O ATOR
Veríssimo,
Luis Fernando.
Comédias
da vida privada: crônicas escolhidas.
19. Ed.
Porto Alegre: L&PM,
1996. P. 194-95.
O
Homem chega em casa, abre a porta e é recebido pela mulher e os filhos,
alegremente. Distribui beijos entre todos, pergunta o que há para jantar e
dirige-se para o seu quarto. Vai tomar banho, trocar de roupa e preparar-se
para algumas horas de sossego na frente da televisão antes de dormir.
Quando
está abrindo a porta do seu quarto ouve uma voz que grita:
-
Corta!
O
homem olha em volta, atônito. Descobre que sua casa não é sua casa, é um
cenário. Vem alguém e tira o jornal e a pasta das suas mãos. Uma mulher vem ver
se a sua maquiagem está bem e põe um pouco de pó em seu nariz. Aproxima-se um
homem com um script na mão dizendo que ele errou uma das falas na hora de
beijar as crianças.
- O
que é isso? – pergunta o homem. – Quem são vocês? O que estão fazendo dentro da
minha casa? Que luzes são essas?
- O
quê, enlouqueceu? – pergunta o diretor.
–
Vamos ter que repetir a cena. Eu sei que você está cansado, mas...
Estou
cansado, sim senhor. Quero tomar meu banho e botar meu pijama. Saiam da minha
casa. Não sei quem são vocês, mas saiam todos! Saiam!
O
diretor fica de boca aberta.
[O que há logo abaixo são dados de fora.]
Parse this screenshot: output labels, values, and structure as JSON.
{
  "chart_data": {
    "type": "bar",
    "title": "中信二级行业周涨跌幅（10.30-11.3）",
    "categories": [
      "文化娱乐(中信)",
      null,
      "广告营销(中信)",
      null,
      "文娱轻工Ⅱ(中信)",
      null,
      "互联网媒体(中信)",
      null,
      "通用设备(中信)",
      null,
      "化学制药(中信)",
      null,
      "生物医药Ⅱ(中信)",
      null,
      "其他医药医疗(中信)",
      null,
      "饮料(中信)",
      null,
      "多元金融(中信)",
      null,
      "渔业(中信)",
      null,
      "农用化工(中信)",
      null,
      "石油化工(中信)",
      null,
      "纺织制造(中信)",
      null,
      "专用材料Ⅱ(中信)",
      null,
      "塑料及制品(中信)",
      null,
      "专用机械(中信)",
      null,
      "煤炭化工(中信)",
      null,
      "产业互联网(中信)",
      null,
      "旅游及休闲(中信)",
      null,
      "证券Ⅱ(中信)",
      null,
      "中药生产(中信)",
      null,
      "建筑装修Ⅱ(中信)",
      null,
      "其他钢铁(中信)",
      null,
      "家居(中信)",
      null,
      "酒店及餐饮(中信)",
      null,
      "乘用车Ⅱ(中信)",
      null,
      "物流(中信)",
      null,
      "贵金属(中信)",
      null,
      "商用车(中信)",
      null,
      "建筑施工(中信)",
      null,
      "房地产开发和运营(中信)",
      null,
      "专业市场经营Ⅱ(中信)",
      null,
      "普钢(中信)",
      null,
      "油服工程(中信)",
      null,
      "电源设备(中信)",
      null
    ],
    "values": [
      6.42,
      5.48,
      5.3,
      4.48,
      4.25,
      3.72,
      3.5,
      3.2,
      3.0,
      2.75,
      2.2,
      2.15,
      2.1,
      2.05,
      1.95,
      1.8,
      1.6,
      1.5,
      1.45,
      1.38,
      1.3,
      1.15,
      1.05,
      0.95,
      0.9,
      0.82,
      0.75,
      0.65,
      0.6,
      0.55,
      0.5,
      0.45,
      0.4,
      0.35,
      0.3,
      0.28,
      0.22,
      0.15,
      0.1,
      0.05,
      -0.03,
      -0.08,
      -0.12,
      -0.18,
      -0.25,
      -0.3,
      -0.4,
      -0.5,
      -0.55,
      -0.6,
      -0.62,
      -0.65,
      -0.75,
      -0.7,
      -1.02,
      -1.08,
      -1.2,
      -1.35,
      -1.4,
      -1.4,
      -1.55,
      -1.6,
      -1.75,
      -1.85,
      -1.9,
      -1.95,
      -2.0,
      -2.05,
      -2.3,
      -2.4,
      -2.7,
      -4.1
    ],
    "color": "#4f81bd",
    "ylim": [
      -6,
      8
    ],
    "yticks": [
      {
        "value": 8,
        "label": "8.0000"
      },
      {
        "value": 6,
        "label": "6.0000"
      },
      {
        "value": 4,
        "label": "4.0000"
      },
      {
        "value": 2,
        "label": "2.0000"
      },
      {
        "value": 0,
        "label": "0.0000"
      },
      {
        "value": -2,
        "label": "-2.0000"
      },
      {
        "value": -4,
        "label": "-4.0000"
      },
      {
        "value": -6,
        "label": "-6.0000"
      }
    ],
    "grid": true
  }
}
Toda a equipe fica em silêncio, olhando para o
ator. Finalmente o diretor levanta a mão e diz:
-
Tudo bem, pessoal. Deve ser estafa. Vamos parar um pouquinho e ...
-
Estafa coisa nenhuma! Estou na minha casa, com a minha... A minha família! O
que vocês fizeram com ela? Minha mulher! Os meus filhos! O homem sai correndo
entre os fios e os refletores, à procura da família.
O
diretor e um assistente tentam segurá-lo. E, então, ouve-se uma voz que grita:
-
Corta! Aproxima-se outro homem com um script na mão. O homem descobre que o
cenário, na verdade, é um cenário.
O
homem com um script na mão diz:
-
Está bom, mas acho que você precisa ser mais convincente.
- Quê!?
- quem é você?
-
Como, quem sou eu? Eu sou o diretor. Vamos refazer esta cena. Você tem que
transmitir melhor o desespero do personagem. Ele chega em casa e descobre que
sua casa não é uma casa, é um cenário. Descobre que está no meio de um filme.
Não entende nada.
- Não
entendo... - Fica desconcertado. Não sabe se enlouqueceu ou não.
- Eu
devo estar louco. Isto não pode estar acontecendo. Onde está minha mulher? Os
meus filhos? A minha casa?
-
Assim está melhor. Mas espere até começarmos a rodar. Volte para sua marca.
Atenção, lues...
- Mas
que marca? Eu não sou personagem nenhum. Eu sou eu! Ninguém me dirige. Eu estou
na minha própria casa, dizendo as minhas próprias falas...
-
Boa, boa. Você está fugindo um pouco do script, mas está bom.
- Que
script? Não tem script nenhum. Eu digo o que quiser. Isto não é filme. E mais,
se é um filme, é uma porcaria de filme. Isto é simbolismo ultrapassado. Essa de
que o mundo é um palco, que tudo foi predeterminado, que não somos mais do que
atores... Porcaria!
-
Boa, boa. Está convincente. Mas espere começar a filmar. Atenção...
O
homem agarra o diretor pela frente da camisa.
-
Você não vai filmar nada! Está ouvindo? Nada! Saia da minha casa.
O
diretor tenta livrar-se. Os dois rolam pelo chão. Nisto ouve-se uma voz que
grita:
-
Corta!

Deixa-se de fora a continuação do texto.